This study identified several risk factors for tube shunt failure.
This study identified several risk factors for tube shunt failure. Photo: Justin Schweitzer, OD. Click image to enlarge.
 

When a glaucoma patient’s progression cannot be checked by medications, SLT and (if appropriate) MIGS, it’s time to call in the heavy artillery: tubes and trabs. These more powerful interventions are also more fraught with complications. Studies have suggested younger age, male gender, African descent, lower preoperative IOP and neovascular glaucoma are all predictors of tube shunt failure, but there is limited information regarding risk factors associated with surgery failure. Researchers recently sought to identify these risk factors in a pooled analysis.

A total of 621 patients with glaucoma were enrolled, including 276 patients from the Ahmed Baerveldt Comparison Study, 238 patients from the Ahmed Versus Baerveldt Study and 107 patients from the tube group of the Tube Versus Trabeculectomy Study.

Younger age was found to be a significant risk factor for tube shunt failure. Younger age is also a risk factor for failure of trabeculectomy surgery, most likely due to younger glaucoma patients tending to have higher rates of concomitant secondary or complex glaucoma, be more likely to have had previous surgery and be more likely to be Black, all of which are also known risk factors for filtration failure, the authors explained. They suggest it’s likely younger patients are at higher risk for tube shunt surgery for similar reasons.

Neovascular glaucoma was another risk factor, which has been reported in previous studies. “The conjunctiva of patients with the diagnosis of neovascular glaucoma is typically inflamed and has a propensity for vigorous postoperative scarring around the implant and subsequent increased resistance across the fibrous capsule,” the authors explained. “This may lead to both a hypertensive phase in the months following surgery and subsequent surgical failure. Many patients with neovascular glaucoma had markedly elevated IOP and poor visual acuity preoperatively.

Lower preoperative IOP was also strongly associated with surgery failure. The Tube Versus Trabeculectomy Study and the Primary Tube Versus Trabeculectomy Study both found patients with lower preoperative IOP benefited most from trabeculectomy with mitomycin C over tube shunt surgery.

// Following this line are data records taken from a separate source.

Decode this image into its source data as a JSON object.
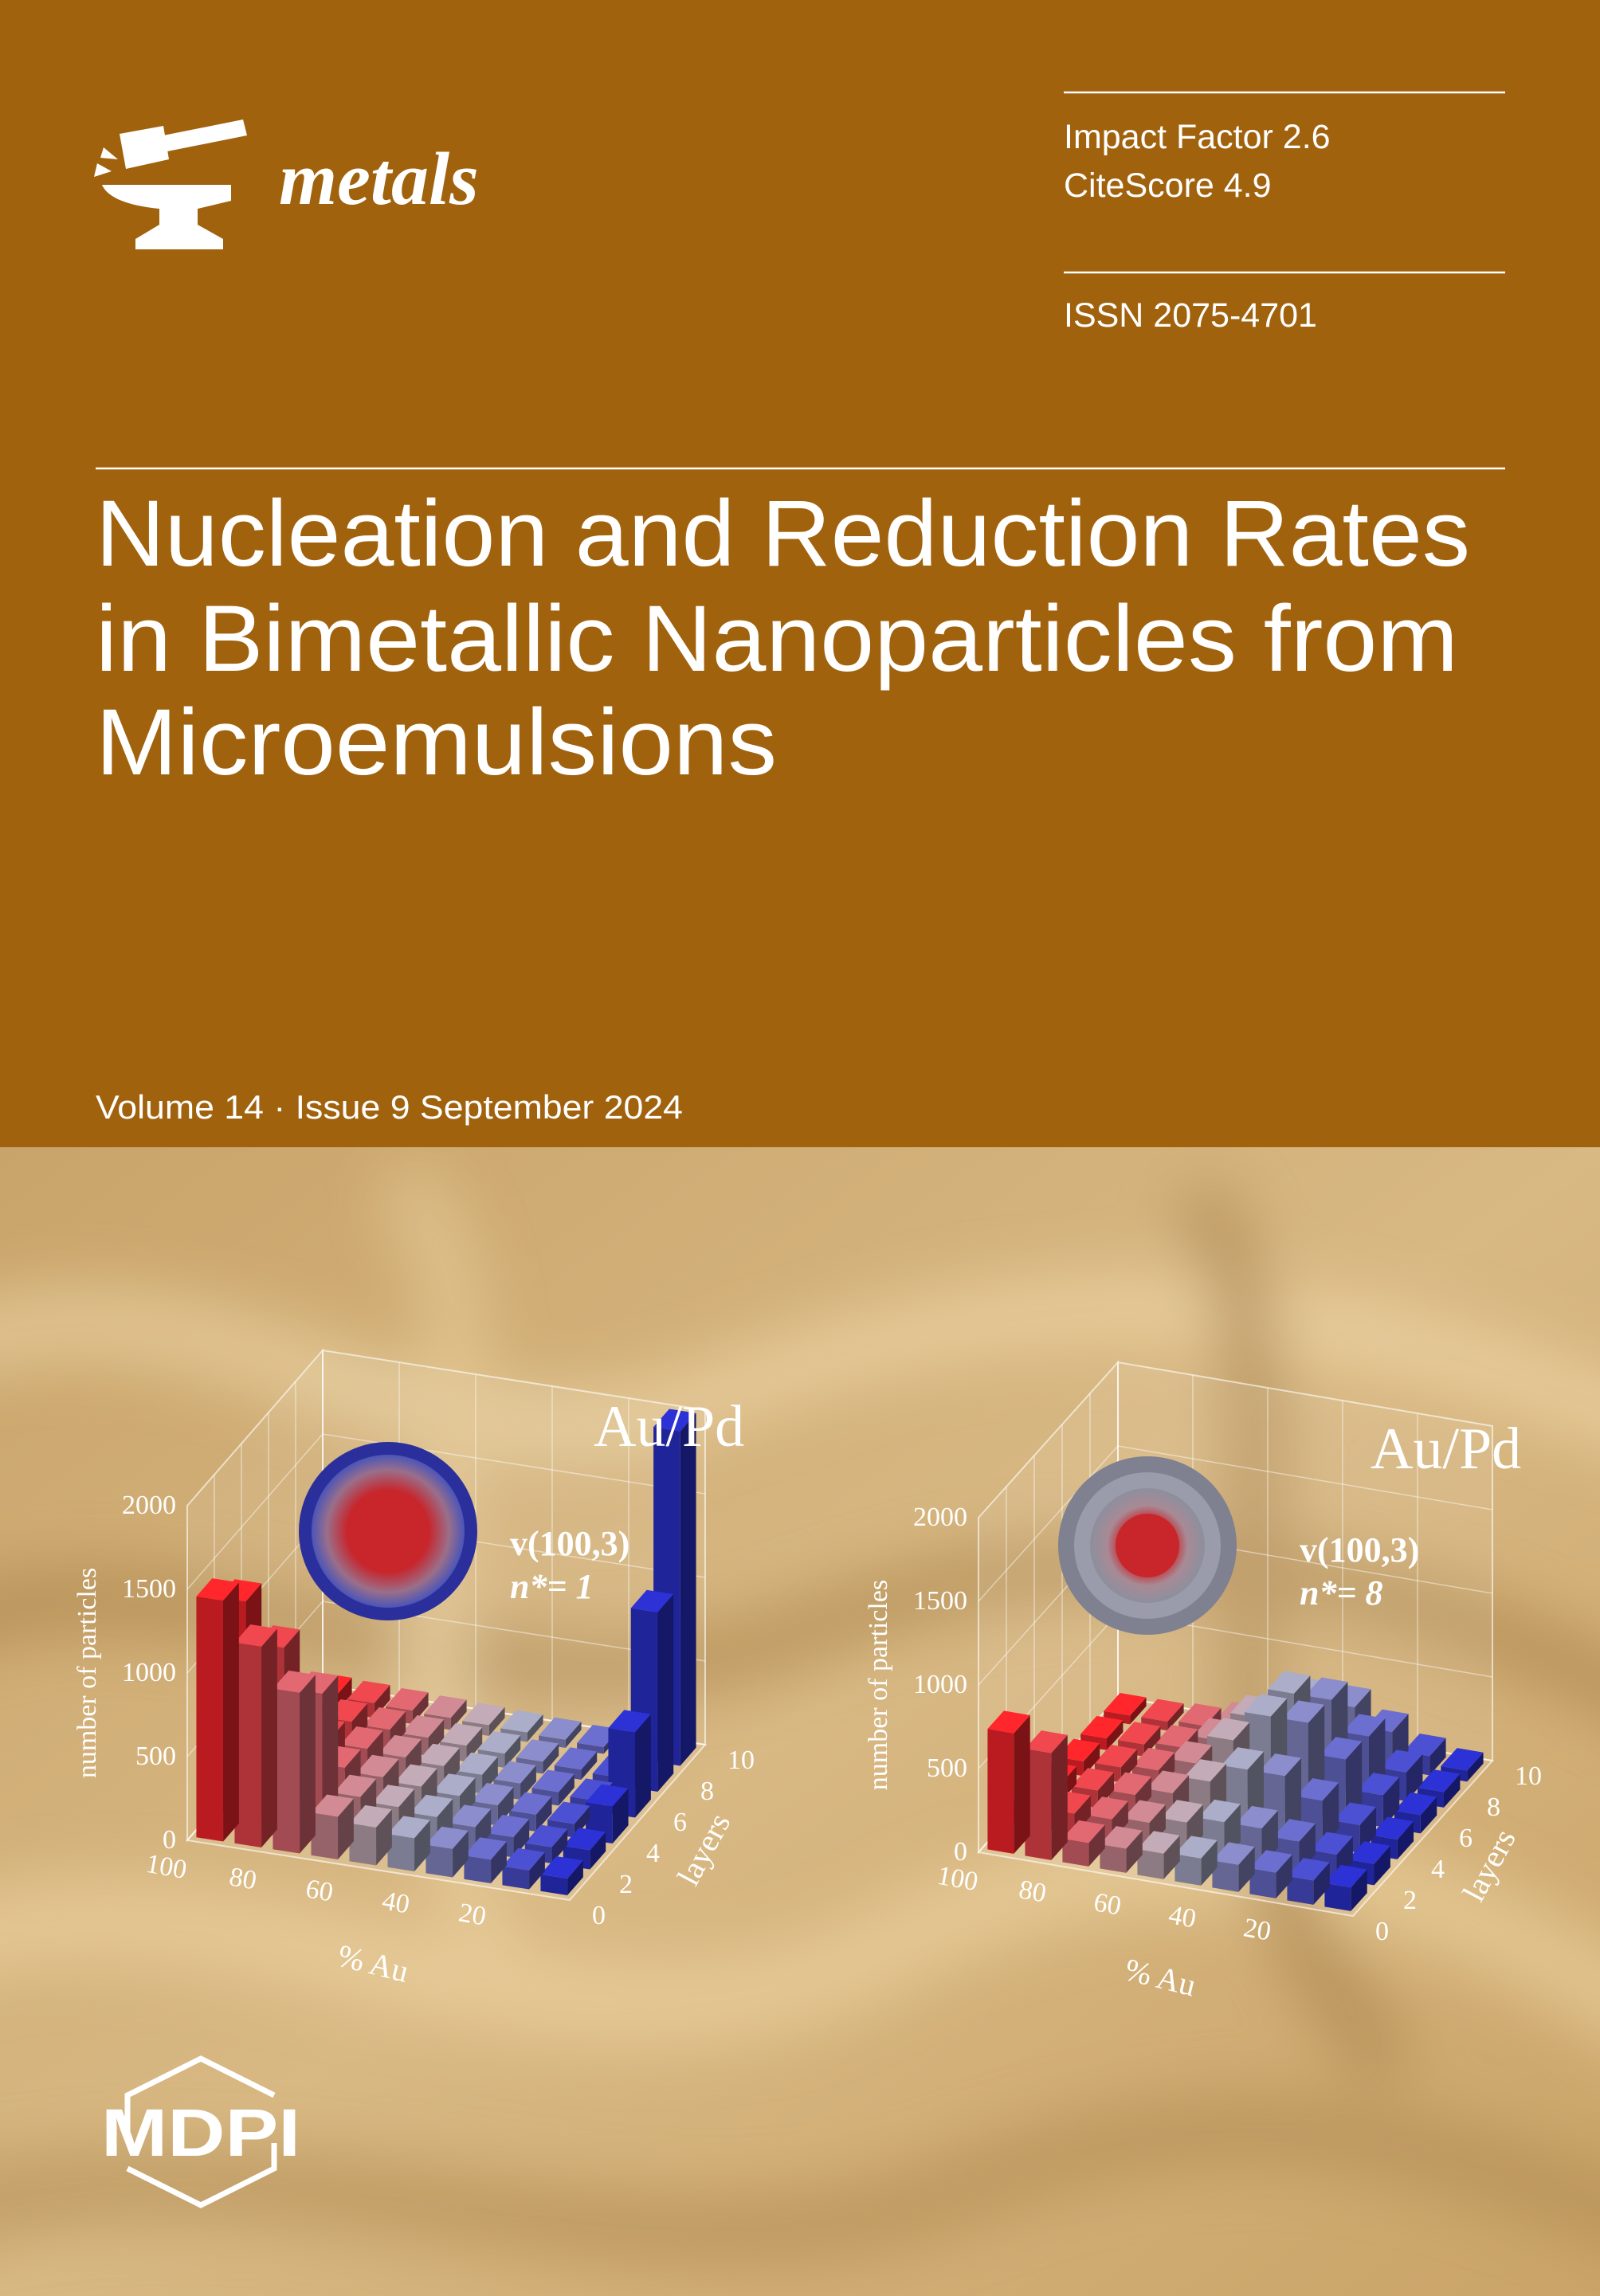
{
  "journal": {
    "name": "metals",
    "impact_factor": "Impact Factor 2.6",
    "citescore": "CiteScore 4.9",
    "issn": "ISSN 2075-4701"
  },
  "article": {
    "title_lines": [
      "Nucleation and Reduction Rates",
      "in Bimetallic Nanoparticles from",
      "Microemulsions"
    ]
  },
  "issue": "Volume 14 · Issue 9 September 2024",
  "figures": [
    {
      "title": "Au/Pd",
      "condition": "v(100,3)",
      "nucleus": "n*= 1",
      "y_label": "number of particles",
      "y_ticks": [
        "0",
        "500",
        "1000",
        "1500",
        "2000"
      ],
      "x_label": "% Au",
      "x_ticks": [
        "100",
        "80",
        "60",
        "40",
        "20"
      ],
      "z_label": "layers",
      "z_ticks": [
        "0",
        "2",
        "4",
        "6",
        "8",
        "10"
      ]
    },
    {
      "title": "Au/Pd",
      "condition": "v(100,3)",
      "nucleus": "n*= 8",
      "y_label": "number of particles",
      "y_ticks": [
        "0",
        "500",
        "1000",
        "1500",
        "2000"
      ],
      "x_label": "% Au",
      "x_ticks": [
        "100",
        "80",
        "60",
        "40",
        "20"
      ],
      "z_label": "layers",
      "z_ticks": [
        "0",
        "2",
        "4",
        "6",
        "8",
        "10"
      ]
    }
  ],
  "publisher": "MDPI"
}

“Our study results also suggest that low IOPs are difficult to obtain with tube shunts. The higher failure rate among patients with preoperative IOP less than 21mm Hg was usually because a 20% reduction in IOP from baseline was not achieved,” the authors noted.

The cumulative probability of tube shunt failure was 38.3% at five years. Glaucoma experts have previously said that failure of tube shunts occurs at approximately 10% per year. The lower failure rate observed in this study may relate to the patient population, the authors suggested.

“It is noteworthy that nearly half of the patients enrolled in the Tube Versus Trabeculectomy Study had only prior cataract extraction as their qualifying ocular surgery,” the authors noted. “Modifications in implant design may also have contributed to a higher success rate in our study.”

Bowden EC, Choudhury A, Gedde SJ, et al. Risk factors for failure of tube shunt surgery: a pooled data analysis. Am J Ophthalmol. February 27, 2022. [Epub ahead of print].